La gavetta sembra infinita. Anche per un ragazzino cresciuto con il mito di Noriyuki Haga e Valentino Rossi. Si parte con le Minimoto e le MiniGP. Fino al titolo europeo del 2009. Poi arriva il CEV, il campionato spagnolo di velocità e finalmente, nel 2013, ecco la Moto3. Il primo anno è una passeggiata nell’anonimato. Zero punti, cinque ritiri, un sedicesimo posto in Malesia come momento più alto della stagione. Poi qualcosa cambia all’improvviso. Un anno più tardi nasce lo Sky Racing Team VR 46. Non è una scuderia. È un’incubatrice di talento.
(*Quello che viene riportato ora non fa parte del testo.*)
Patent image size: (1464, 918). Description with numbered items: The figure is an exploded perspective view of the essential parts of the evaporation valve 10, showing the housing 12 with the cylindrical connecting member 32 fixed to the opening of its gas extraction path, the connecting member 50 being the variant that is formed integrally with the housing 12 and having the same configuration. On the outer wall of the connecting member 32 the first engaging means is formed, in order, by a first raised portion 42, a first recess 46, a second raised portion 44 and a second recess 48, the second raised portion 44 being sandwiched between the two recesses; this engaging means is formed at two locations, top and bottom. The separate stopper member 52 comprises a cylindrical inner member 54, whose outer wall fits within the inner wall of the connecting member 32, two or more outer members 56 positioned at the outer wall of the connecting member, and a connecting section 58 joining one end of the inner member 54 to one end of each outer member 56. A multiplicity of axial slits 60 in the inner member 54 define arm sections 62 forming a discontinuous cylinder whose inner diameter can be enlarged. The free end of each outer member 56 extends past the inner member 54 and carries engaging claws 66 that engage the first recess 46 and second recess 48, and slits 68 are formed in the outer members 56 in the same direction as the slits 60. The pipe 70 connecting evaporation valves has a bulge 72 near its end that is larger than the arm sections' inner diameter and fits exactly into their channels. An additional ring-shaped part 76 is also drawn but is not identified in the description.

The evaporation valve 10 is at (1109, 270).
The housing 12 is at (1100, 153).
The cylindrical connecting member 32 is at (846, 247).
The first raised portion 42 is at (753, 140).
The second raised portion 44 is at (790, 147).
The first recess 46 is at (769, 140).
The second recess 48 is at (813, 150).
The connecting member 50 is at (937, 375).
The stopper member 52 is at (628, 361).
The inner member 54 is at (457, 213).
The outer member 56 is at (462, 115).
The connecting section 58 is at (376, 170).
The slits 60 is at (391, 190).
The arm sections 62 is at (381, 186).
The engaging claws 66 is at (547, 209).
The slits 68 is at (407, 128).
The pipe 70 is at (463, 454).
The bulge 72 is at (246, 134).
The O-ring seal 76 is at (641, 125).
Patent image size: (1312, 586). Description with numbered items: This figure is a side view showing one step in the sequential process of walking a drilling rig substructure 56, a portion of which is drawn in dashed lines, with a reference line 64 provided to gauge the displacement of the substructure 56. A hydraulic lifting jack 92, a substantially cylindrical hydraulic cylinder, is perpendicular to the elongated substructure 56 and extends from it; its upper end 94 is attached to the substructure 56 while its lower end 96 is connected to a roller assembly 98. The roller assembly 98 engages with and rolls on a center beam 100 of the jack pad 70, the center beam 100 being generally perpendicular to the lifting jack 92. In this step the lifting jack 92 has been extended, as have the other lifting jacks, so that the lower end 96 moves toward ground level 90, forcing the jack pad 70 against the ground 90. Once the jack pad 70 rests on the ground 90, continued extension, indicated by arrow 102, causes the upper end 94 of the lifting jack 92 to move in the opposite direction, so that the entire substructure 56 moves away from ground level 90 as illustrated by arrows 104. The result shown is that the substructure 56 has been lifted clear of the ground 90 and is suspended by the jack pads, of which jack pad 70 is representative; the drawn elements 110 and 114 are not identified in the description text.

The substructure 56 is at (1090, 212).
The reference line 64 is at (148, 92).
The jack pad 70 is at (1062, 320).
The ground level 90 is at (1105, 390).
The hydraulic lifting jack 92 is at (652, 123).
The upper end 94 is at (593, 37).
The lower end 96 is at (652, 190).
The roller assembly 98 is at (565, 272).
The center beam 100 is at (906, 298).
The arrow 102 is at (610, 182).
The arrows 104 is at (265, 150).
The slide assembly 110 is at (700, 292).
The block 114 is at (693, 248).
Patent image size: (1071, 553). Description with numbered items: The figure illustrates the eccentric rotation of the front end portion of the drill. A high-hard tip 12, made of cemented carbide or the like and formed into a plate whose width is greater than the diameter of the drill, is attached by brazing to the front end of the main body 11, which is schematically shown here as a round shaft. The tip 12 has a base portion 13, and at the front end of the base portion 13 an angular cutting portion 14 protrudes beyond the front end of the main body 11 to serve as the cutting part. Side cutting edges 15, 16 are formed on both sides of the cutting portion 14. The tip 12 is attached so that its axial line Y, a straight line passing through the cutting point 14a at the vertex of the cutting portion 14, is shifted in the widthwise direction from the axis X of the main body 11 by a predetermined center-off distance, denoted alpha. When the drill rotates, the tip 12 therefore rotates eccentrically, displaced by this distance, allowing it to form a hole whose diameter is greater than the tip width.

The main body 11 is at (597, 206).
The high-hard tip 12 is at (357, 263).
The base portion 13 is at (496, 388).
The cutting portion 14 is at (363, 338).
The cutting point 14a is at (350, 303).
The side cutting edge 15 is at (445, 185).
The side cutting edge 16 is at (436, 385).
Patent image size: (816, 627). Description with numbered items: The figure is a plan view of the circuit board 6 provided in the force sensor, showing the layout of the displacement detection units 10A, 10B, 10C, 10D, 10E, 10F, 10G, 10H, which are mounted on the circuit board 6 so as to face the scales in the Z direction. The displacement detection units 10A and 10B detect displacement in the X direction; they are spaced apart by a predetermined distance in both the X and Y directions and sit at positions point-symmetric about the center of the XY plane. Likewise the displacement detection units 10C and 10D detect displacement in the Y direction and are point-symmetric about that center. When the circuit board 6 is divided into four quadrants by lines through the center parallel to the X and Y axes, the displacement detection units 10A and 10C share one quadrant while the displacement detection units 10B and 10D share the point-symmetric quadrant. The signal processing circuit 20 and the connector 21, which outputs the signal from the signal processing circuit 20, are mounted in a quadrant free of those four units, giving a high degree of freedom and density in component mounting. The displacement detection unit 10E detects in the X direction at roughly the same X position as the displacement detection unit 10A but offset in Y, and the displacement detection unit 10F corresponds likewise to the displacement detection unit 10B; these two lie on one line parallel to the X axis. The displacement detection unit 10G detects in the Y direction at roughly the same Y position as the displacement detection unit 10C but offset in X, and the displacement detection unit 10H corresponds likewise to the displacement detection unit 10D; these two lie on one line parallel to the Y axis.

I ragazzi più promettenti possono imparare direttamente da Valentino, girare nel suo ranch, provare a ragionare come lui, rubare i suoi segreti con lo sguardo. Addirittura c’è anche un inno ufficiale del Team scritto da Cesare Cremonini. È un lusso che serve a creare un gruppo, un nuovo senso di appartenenza. Ma è anche una responsabilità. Pecco è uno dei primi ad entrare, insieme al compagno Romano Fenati. Pecco apre il gas, supera, cade, si rialza. Il suo miglior risultato è il quarto posto nel GP di Francia. In tutto raccoglie 50 punti. Vuol dire sedicesimo posto finale in classifica. Poteva andare molto meglio. Ma anche decisamente peggio. A fine stagione passa alla Mahindra. Ci resterà due anni. La sua crescita è costante. Prima chiude quattordicesimo. Poi addirittura quarto, vincendo in Olanda e Malesia. Il salto in Moto2 sembra quasi inevitabile. Ma il suo futuro guarda al passato. E porta di nuovo a Tavullia. Valentino lo chiama e gli propone di salire ancora in sella. È qualcosa di molto vicino a un’occasione unica. Anche perché il Dottore gli confida la sua stima. Far parte di quel team è un qualcosa che va oltre l’idea di correre in moto. Si sta insieme. Si cena insieme. Si risolvono i problemi. Insieme.

Il salto in moto Gp

Bagnaia
Bagnaia in difficoltà a Motegi © Ansa

Nel 2018 ha 21 anni ma la sua faccia è sempre quella del bravo ragazzo. In pista però è una furia. Vince otto gare. In altre quattro sale sul podio. Il penultimo GP si corre in Malesia. E Bagnaia può già chiudere la pratica. Ha già annunciato che l’anno successivo gareggerà in MotoGP. Ma vuole arrivarci da campione del mondo di Moto2. A Sepang chiude terzo, gli basta per cambiare il suo status. La sua dimensione non è più il futuro, ma il presente. “È una cosa sensazionale, essere campione del mondo è qualcosa che non scade, che non scadrà mai: è un successo di tutti, siamo tutti campioni del mondo”, dice a fine gara. Poi mostra il casco con i volti più importanti che lo hanno aiutato a salire fino sul tetto del mondo. “Per me il motociclismo è uno sport di squadra. E quando scendo in pista non sono mai da solo, ma corro con tutti i miei famigliari, i miei amici, la mia squadra al completo”.